Rubio has long opposed the communist government, but despite his hawkishness on Cuba, doesn’t currently appear to be advocating for an overthrow.
“The only way Cuba is going to have a better future is if it has a different economic model,” Rubio told reporters Wednesday at a Caribbean Community (Caricom) regional conference in St. Kitts and Nevis on Wednesday.
“The problem is the Cuban private sector is very small,” Rubio said, adding that if the Cuban government wants to “to open the gates and allow the Cuban private sector — independent of the military, independent of the government — to grow, that solution is there.”
Axios reported this month that Rubio was holding secret talks with Raul Guillermo Rodriguez Castro, the grandson of Cuba’s former president Raul Castro.

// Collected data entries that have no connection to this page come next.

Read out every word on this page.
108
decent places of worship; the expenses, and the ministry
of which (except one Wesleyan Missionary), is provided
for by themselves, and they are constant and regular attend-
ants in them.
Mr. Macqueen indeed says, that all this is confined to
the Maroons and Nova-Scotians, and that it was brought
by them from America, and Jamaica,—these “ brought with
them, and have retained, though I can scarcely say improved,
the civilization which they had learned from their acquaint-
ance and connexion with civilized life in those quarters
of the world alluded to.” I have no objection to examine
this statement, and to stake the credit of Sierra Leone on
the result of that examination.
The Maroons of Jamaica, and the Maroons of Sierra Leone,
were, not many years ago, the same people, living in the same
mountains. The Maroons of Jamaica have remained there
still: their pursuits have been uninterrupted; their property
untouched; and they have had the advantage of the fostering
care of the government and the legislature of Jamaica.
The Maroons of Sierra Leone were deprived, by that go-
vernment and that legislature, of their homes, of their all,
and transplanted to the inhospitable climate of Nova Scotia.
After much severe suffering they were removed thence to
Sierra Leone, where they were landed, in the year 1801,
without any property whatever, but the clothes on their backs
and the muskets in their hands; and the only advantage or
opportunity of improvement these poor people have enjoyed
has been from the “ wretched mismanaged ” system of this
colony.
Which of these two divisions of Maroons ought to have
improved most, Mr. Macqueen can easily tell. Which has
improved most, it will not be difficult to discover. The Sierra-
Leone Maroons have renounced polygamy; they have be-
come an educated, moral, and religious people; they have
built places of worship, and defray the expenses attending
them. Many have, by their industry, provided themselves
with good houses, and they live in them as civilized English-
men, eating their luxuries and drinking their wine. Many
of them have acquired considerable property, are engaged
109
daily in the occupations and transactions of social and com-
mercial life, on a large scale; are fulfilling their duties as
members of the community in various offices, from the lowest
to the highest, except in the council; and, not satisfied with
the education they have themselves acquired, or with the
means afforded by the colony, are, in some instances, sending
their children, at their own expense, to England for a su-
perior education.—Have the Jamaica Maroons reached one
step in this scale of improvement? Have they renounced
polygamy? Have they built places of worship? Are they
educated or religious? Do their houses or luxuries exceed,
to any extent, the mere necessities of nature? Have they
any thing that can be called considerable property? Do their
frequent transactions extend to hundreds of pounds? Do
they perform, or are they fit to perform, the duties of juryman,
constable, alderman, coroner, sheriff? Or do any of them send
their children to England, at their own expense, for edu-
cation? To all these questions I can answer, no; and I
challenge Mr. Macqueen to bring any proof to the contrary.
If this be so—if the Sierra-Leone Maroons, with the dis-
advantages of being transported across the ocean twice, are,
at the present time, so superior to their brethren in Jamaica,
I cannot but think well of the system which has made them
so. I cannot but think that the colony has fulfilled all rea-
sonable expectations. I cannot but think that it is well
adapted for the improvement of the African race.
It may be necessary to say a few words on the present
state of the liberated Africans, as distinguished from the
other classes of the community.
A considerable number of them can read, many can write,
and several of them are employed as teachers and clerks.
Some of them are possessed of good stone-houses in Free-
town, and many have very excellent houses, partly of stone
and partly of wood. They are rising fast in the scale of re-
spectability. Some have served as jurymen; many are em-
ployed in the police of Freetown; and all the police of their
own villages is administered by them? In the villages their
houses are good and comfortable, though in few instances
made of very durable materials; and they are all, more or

The pair met again this week on the sidelines of the Caricom event, the Miami Herald reported on Thursday.
The latest meeting came shortly after the Cuban military killed four exiles and wounded six others who sailed into Cuban waters aboard a Florida-registered speedboat and opened fire on a Cuban patrol. Rubio denied it was a U.S. operation and said no U.S. government personnel were involved.
U.S. President Donald Trump floated the idea of a ‘friendly takeover’ of Cuba as he departed the White House on Friday. While the U.S. has long had embargoes on Cuba, it tightened sanctions earlier this year, leading to major fuel shortages.